In The First Dream of the World Anne Sibran features Paul Cézanne, who travels the countryside around Aix-en-Provence in search of a new perspective to nourish his art, Barthélemy Racine, a genius ophthalmologist exiled to the Americas for having treated the wounded of the Commune, returned to France with Kitsidano, a young blind Native American woman whom he had married. Having come to consult Barthélemy's Parisian office, the painter met them.
The writer, who is divided between France and Ecuador, evokes Cézanne the intransigent, at the foot of the Sainte-Victoire mountain: the painter's eyesight deteriorates seriously and forces him to leave for Paris to consult Barthélémy Racine, the specialist in cataract surgery.
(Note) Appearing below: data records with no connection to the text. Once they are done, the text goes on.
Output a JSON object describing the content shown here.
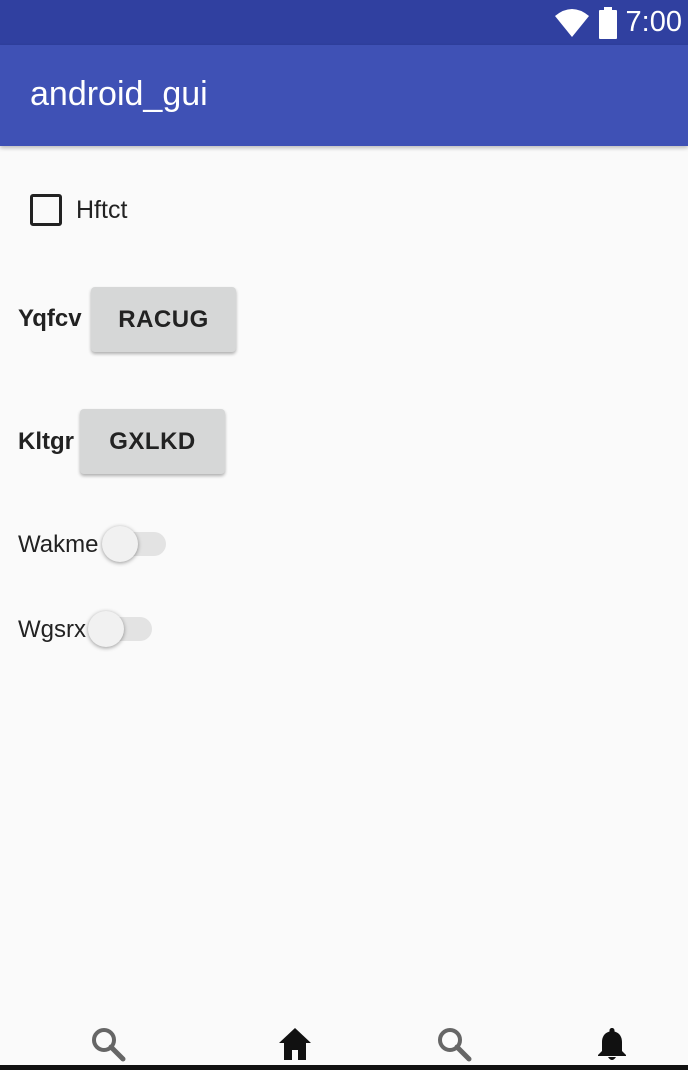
{
  "status_bar": {
    "time": "7:00",
    "icons": [
      "wifi-icon",
      "battery-icon"
    ]
  },
  "app_bar": {
    "title": "android_gui"
  },
  "checkbox": {
    "label": "Hftct",
    "checked": false
  },
  "rows": [
    {
      "label": "Yqfcv",
      "button_label": "RACUG"
    },
    {
      "label": "Kltgr",
      "button_label": "GXLKD"
    }
  ],
  "switches": [
    {
      "label": "Wakme",
      "on": false
    },
    {
      "label": "Wgsrx",
      "on": false
    }
  ],
  "bottom_nav": {
    "icons": [
      "search-icon",
      "home-icon",
      "search-icon",
      "bell-icon"
    ]
  }
}
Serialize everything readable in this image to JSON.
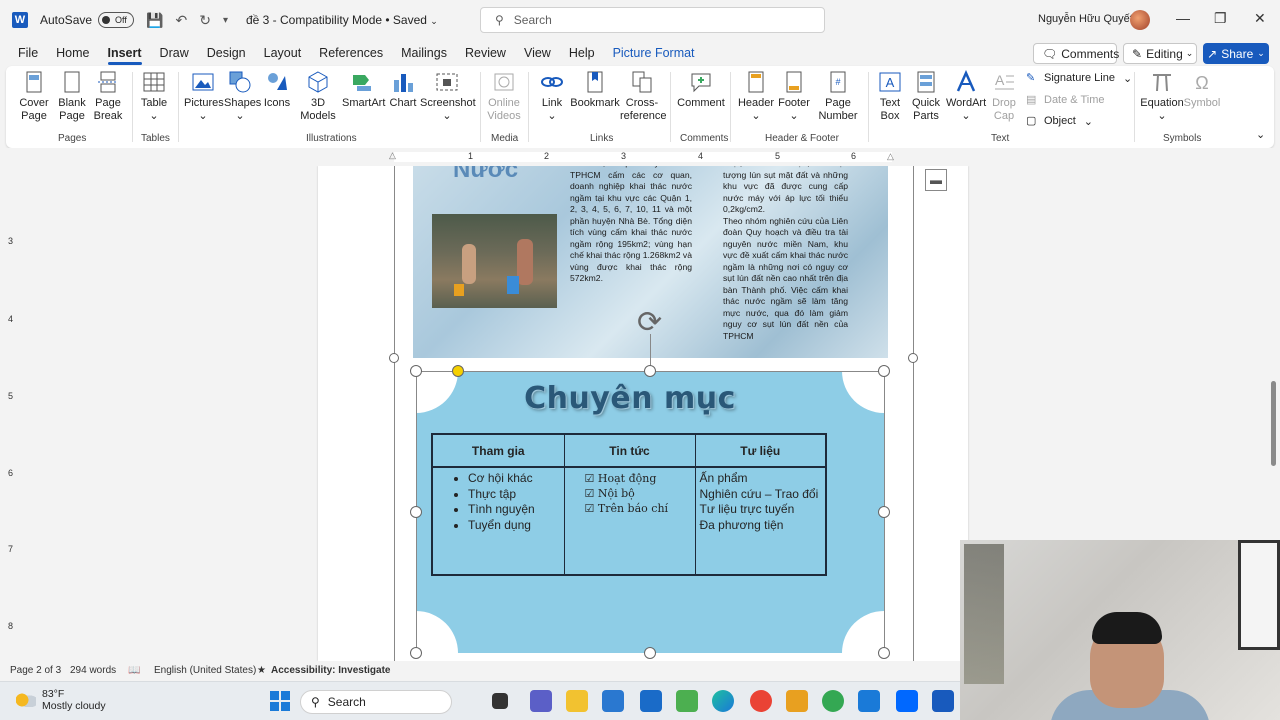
{
  "titlebar": {
    "autosave_label": "AutoSave",
    "autosave_state": "Off",
    "doc_title": "đề 3  -  Compatibility Mode • Saved",
    "search_placeholder": "Search",
    "user_name": "Nguyễn Hữu Quyết"
  },
  "menu": {
    "items": [
      "File",
      "Home",
      "Insert",
      "Draw",
      "Design",
      "Layout",
      "References",
      "Mailings",
      "Review",
      "View",
      "Help",
      "Picture Format"
    ],
    "active": "Insert",
    "comments_label": "Comments",
    "editing_label": "Editing",
    "share_label": "Share"
  },
  "ribbon": {
    "pages": {
      "cover_page": "Cover\nPage",
      "blank_page": "Blank\nPage",
      "page_break": "Page\nBreak",
      "label": "Pages"
    },
    "tables": {
      "table": "Table",
      "label": "Tables"
    },
    "illustrations": {
      "pictures": "Pictures",
      "shapes": "Shapes",
      "icons": "Icons",
      "models3d": "3D\nModels",
      "smartart": "SmartArt",
      "chart": "Chart",
      "screenshot": "Screenshot",
      "label": "Illustrations"
    },
    "media": {
      "online_videos": "Online\nVideos",
      "label": "Media"
    },
    "links": {
      "link": "Link",
      "bookmark": "Bookmark",
      "cross_reference": "Cross-\nreference",
      "label": "Links"
    },
    "comments": {
      "comment": "Comment",
      "label": "Comments"
    },
    "header_footer": {
      "header": "Header",
      "footer": "Footer",
      "page_number": "Page\nNumber",
      "label": "Header & Footer"
    },
    "text": {
      "text_box": "Text\nBox",
      "quick_parts": "Quick\nParts",
      "wordart": "WordArt",
      "drop_cap": "Drop\nCap",
      "signature_line": "Signature Line",
      "date_time": "Date & Time",
      "object": "Object",
      "label": "Text"
    },
    "symbols": {
      "equation": "Equation",
      "symbol": "Symbol",
      "label": "Symbols"
    }
  },
  "ruler": {
    "numbers": [
      "1",
      "2",
      "3",
      "4",
      "5",
      "6"
    ],
    "vnumbers": [
      "3",
      "4",
      "5",
      "6",
      "7",
      "8"
    ]
  },
  "document": {
    "water_title": "Nước",
    "col1_text": "Theo đó, cơ quan này đề xuất TPHCM cấm các cơ quan, doanh nghiệp khai thác nước ngầm tại khu vực các Quận 1, 2, 3, 4, 5, 6, 7, 10, 11 và một phần huyện Nhà Bè. Tổng diện tích vùng cấm khai thác nước ngầm rộng 195km2; vùng hạn chế khai thác rộng 1.268km2 và vùng được khai thác rộng 572km2.",
    "col2_text": "nhạt, ô nhiễm mặn, có hiện tượng lún sụt mặt đất và những khu vực đã được cung cấp nước máy với áp lực tối thiểu 0,2kg/cm2.\nTheo nhóm nghiên cứu của Liên đoàn Quy hoạch và điều tra tài nguyên nước miền Nam, khu vực đề xuất cấm khai thác nước ngầm là những nơi có nguy cơ sụt lún đất nền cao nhất trên địa bàn Thành phố. Việc cấm khai thác nước ngầm sẽ làm tăng mực nước, qua đó làm giảm nguy cơ sụt lún đất nền của TPHCM",
    "section_title": "Chuyên mục",
    "table": {
      "headers": [
        "Tham gia",
        "Tin tức",
        "Tư liệu"
      ],
      "col1": [
        "Cơ hội khác",
        "Thực tập",
        "Tình nguyện",
        "Tuyển dụng"
      ],
      "col2": [
        "Hoạt động",
        "Nội bộ",
        "Trên báo chí"
      ],
      "col3": [
        "Ấn phẩm",
        "Nghiên cứu – Trao đổi",
        "Tư liệu trực tuyến",
        "Đa phương tiện"
      ]
    }
  },
  "statusbar": {
    "page": "Page 2 of 3",
    "words": "294 words",
    "language": "English (United States)",
    "accessibility": "Accessibility: Investigate"
  },
  "taskbar": {
    "temperature": "83°F",
    "weather": "Mostly cloudy",
    "search_label": "Search"
  },
  "colors": {
    "accent": "#185abd",
    "box_blue": "#8ecde6",
    "title_text": "#2a5878"
  }
}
This meeting between art and science leads to a third dimension: the American Indians among whom the tireless researcher will discover other wisdoms and knowledge; he returns with a blind native companion who transfigures Paris.
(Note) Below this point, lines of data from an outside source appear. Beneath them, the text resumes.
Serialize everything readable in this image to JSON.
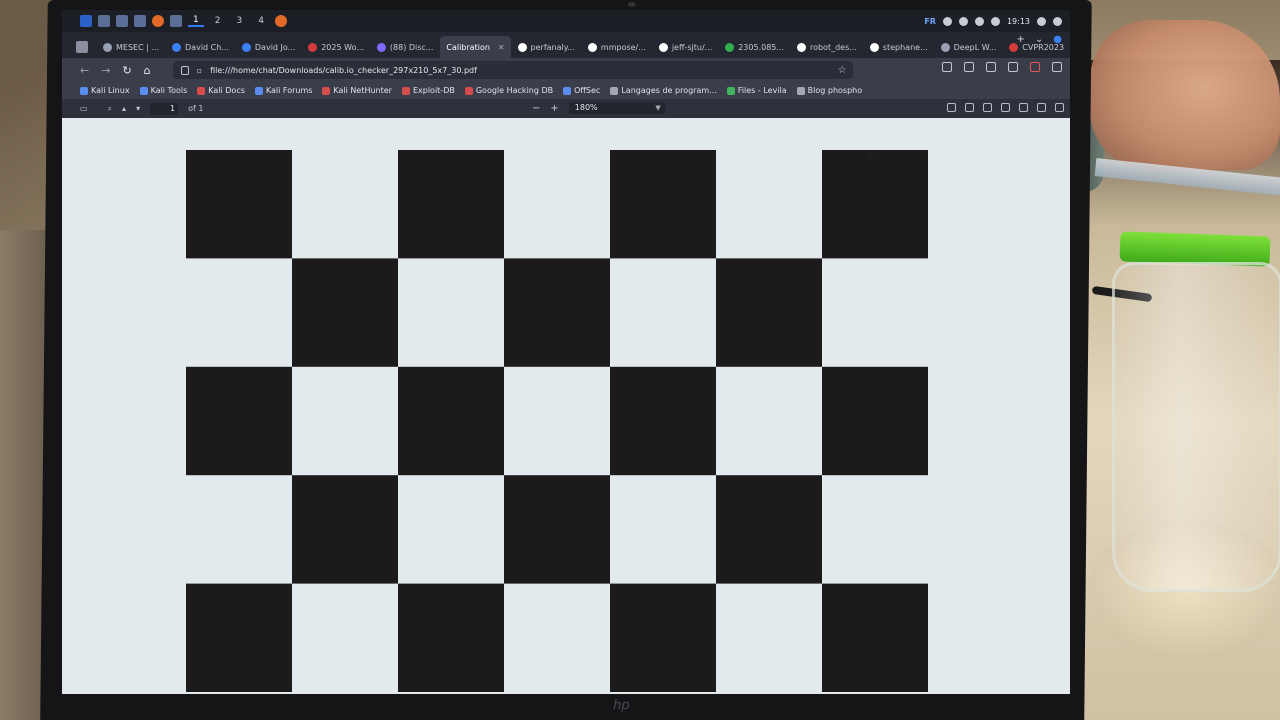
{
  "os_panel": {
    "workspaces": [
      "1",
      "2",
      "3",
      "4"
    ],
    "keyboard_layout": "FR",
    "clock": "19:13"
  },
  "tabs": [
    {
      "label": "MESEC | ...",
      "icon": "page-icon"
    },
    {
      "label": "David Ch...",
      "icon": "page-icon"
    },
    {
      "label": "David Jo...",
      "icon": "page-icon"
    },
    {
      "label": "2025 Wo...",
      "icon": "page-icon"
    },
    {
      "label": "(88) Disc...",
      "icon": "discord-icon"
    },
    {
      "label": "Calibration",
      "icon": "pdf-icon",
      "active": true
    },
    {
      "label": "perfanaly...",
      "icon": "github-icon"
    },
    {
      "label": "mmpose/...",
      "icon": "github-icon"
    },
    {
      "label": "jeff-sjtu/...",
      "icon": "github-icon"
    },
    {
      "label": "2305.085...",
      "icon": "arxiv-icon"
    },
    {
      "label": "robot_des...",
      "icon": "github-icon"
    },
    {
      "label": "stephane...",
      "icon": "github-icon"
    },
    {
      "label": "DeepL W...",
      "icon": "deepl-icon"
    },
    {
      "label": "CVPR2023",
      "icon": "youtube-icon"
    }
  ],
  "nav": {
    "url": "file:///home/chat/Downloads/calib.io_checker_297x210_5x7_30.pdf"
  },
  "bookmarks": [
    {
      "label": "Kali Linux",
      "icon": "kali-icon"
    },
    {
      "label": "Kali Tools",
      "icon": "kali-icon"
    },
    {
      "label": "Kali Docs",
      "icon": "kali-red-icon"
    },
    {
      "label": "Kali Forums",
      "icon": "kali-icon"
    },
    {
      "label": "Kali NetHunter",
      "icon": "kali-red-icon"
    },
    {
      "label": "Exploit-DB",
      "icon": "exploit-icon"
    },
    {
      "label": "Google Hacking DB",
      "icon": "ghdb-icon"
    },
    {
      "label": "OffSec",
      "icon": "offsec-icon"
    },
    {
      "label": "Langages de program...",
      "icon": "globe-icon"
    },
    {
      "label": "Files - Levila",
      "icon": "files-icon"
    },
    {
      "label": "Blog phospho",
      "icon": "blog-icon"
    }
  ],
  "pdf_toolbar": {
    "page_number": "1",
    "page_count": "of 1",
    "zoom": "180%"
  },
  "checkerboard": {
    "columns": 7,
    "rows": 5,
    "dark_color": "#1d1a1c",
    "light_color": "#e3eaee"
  }
}
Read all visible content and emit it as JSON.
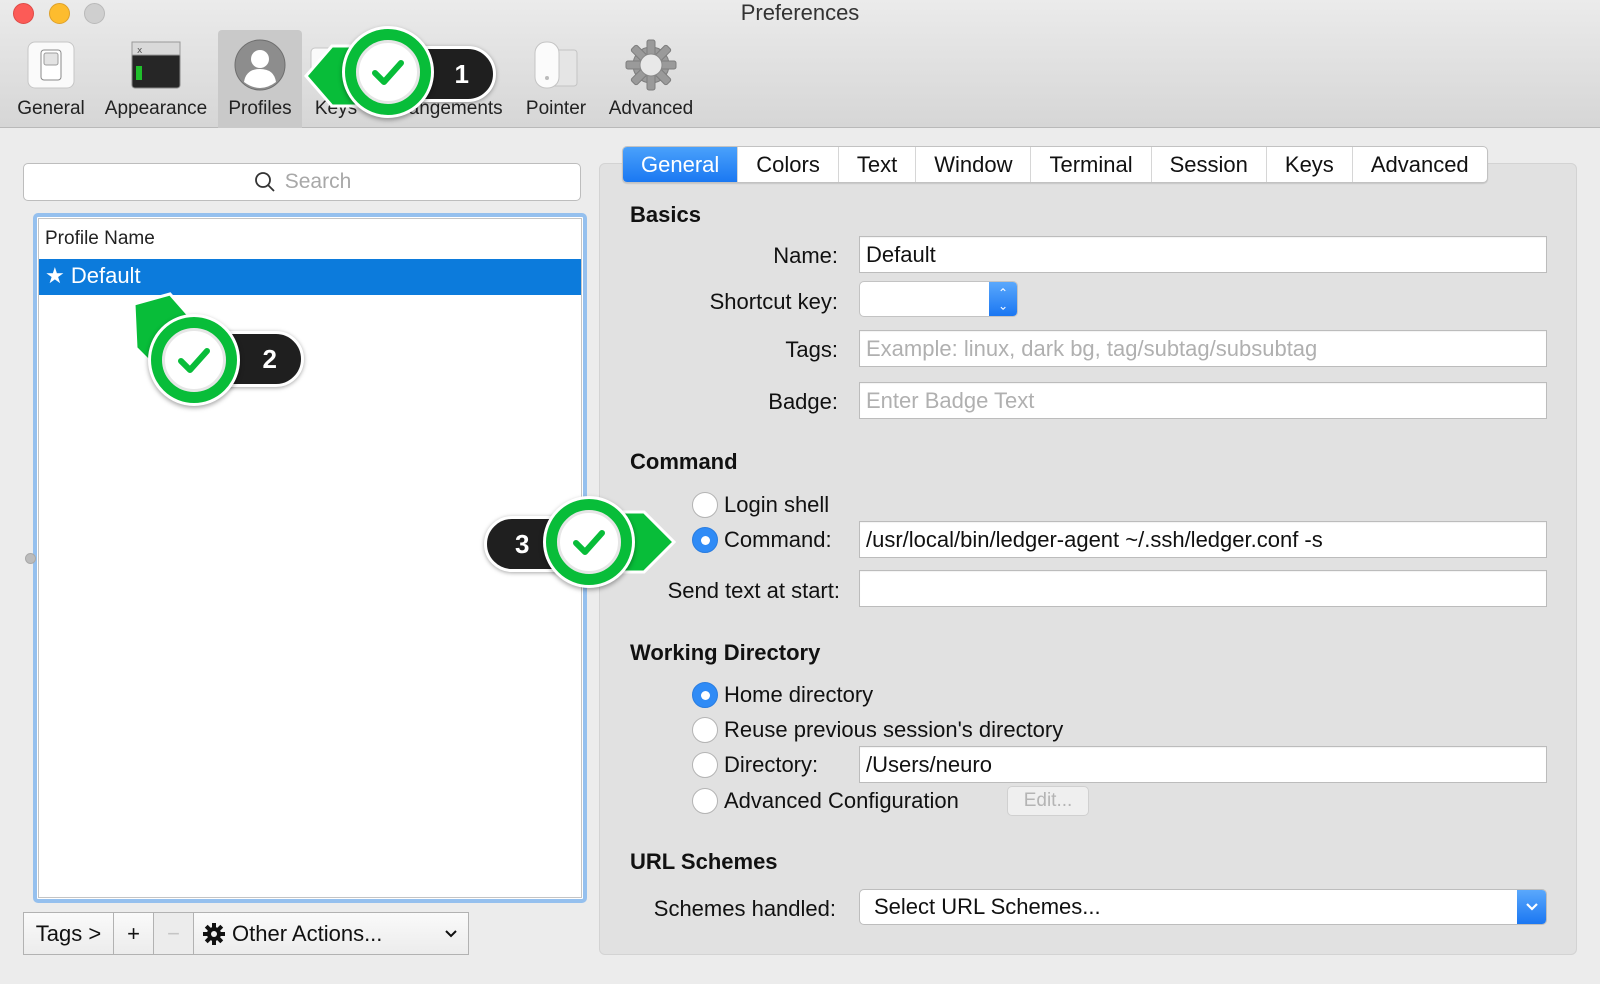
{
  "window": {
    "title": "Preferences",
    "traffic_lights": [
      "close",
      "minimize",
      "zoom"
    ]
  },
  "toolbar": {
    "items": [
      {
        "label": "General",
        "icon": "switch-icon",
        "selected": false
      },
      {
        "label": "Appearance",
        "icon": "terminal-window-icon",
        "selected": false
      },
      {
        "label": "Profiles",
        "icon": "user-silhouette-icon",
        "selected": true
      },
      {
        "label": "Keys",
        "icon": "keyboard-icon",
        "selected": false
      },
      {
        "label": "Arrangements",
        "icon": "window-arrangement-icon",
        "selected": false
      },
      {
        "label": "Pointer",
        "icon": "mouse-icon",
        "selected": false
      },
      {
        "label": "Advanced",
        "icon": "gear-icon",
        "selected": false
      }
    ]
  },
  "profiles": {
    "search_placeholder": "Search",
    "column_header": "Profile Name",
    "rows": [
      {
        "name": "Default",
        "is_default": true,
        "default_marker": "★",
        "selected": true
      }
    ],
    "bottom_bar": {
      "tags_label": "Tags >",
      "add_label": "+",
      "remove_label": "−",
      "other_actions_label": "Other Actions..."
    }
  },
  "tabs": [
    {
      "label": "General",
      "active": true
    },
    {
      "label": "Colors",
      "active": false
    },
    {
      "label": "Text",
      "active": false
    },
    {
      "label": "Window",
      "active": false
    },
    {
      "label": "Terminal",
      "active": false
    },
    {
      "label": "Session",
      "active": false
    },
    {
      "label": "Keys",
      "active": false
    },
    {
      "label": "Advanced",
      "active": false
    }
  ],
  "basics": {
    "title": "Basics",
    "name_label": "Name:",
    "name_value": "Default",
    "shortcut_label": "Shortcut key:",
    "shortcut_value": "",
    "tags_label": "Tags:",
    "tags_placeholder": "Example: linux, dark bg, tag/subtag/subsubtag",
    "badge_label": "Badge:",
    "badge_placeholder": "Enter Badge Text"
  },
  "command": {
    "title": "Command",
    "login_shell_label": "Login shell",
    "command_label": "Command:",
    "command_value": "/usr/local/bin/ledger-agent ~/.ssh/ledger.conf -s",
    "selected": "Command",
    "send_text_label": "Send text at start:",
    "send_text_value": ""
  },
  "working_directory": {
    "title": "Working Directory",
    "options": [
      {
        "label": "Home directory",
        "selected": true
      },
      {
        "label": "Reuse previous session's directory",
        "selected": false
      },
      {
        "label": "Directory:",
        "selected": false
      },
      {
        "label": "Advanced Configuration",
        "selected": false
      }
    ],
    "directory_value": "/Users/neuro",
    "edit_label": "Edit..."
  },
  "url_schemes": {
    "title": "URL Schemes",
    "label": "Schemes handled:",
    "selected_value": "Select URL Schemes..."
  },
  "annotations": [
    {
      "step": "1",
      "target": "Profiles toolbar item"
    },
    {
      "step": "2",
      "target": "Default profile row"
    },
    {
      "step": "3",
      "target": "Command radio option"
    }
  ],
  "colors": {
    "accent_blue": "#1a78f2",
    "selection_blue": "#0c7bdc",
    "annotation_green": "#08bd39",
    "annotation_dark": "#1f1f1f"
  }
}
This world-book invites us to take a fresh look at all things, to “put our eyes in patience.” The amazed reader, carried by incandescent writing, slides from one universe to another in the beauty, the goodness of the universe, against all odds.
Moreover, Anne Sibran highlights a quote from François Cheng in Five Meditations on Beauty which gives an indication of the spirit of her book: “In these times of omnipresent misery, blind violence, natural or ecological disasters, talking about beauty may seem incongruous, inappropriate, or even provocative. Almost a scandal. But because of this, we see that, in contrast to evil, beauty is located at the other end of a reality that we have to face. I am convinced that we have the urgent and permanent task of staring at these two mysteries which constitute the ends of the living universe: on the one hand, evil; on the other, beauty. Anne Sibran also highlights Paul Cézanne, of course, who wrote: “I would like to rediscover these sensations that we have when we are born. »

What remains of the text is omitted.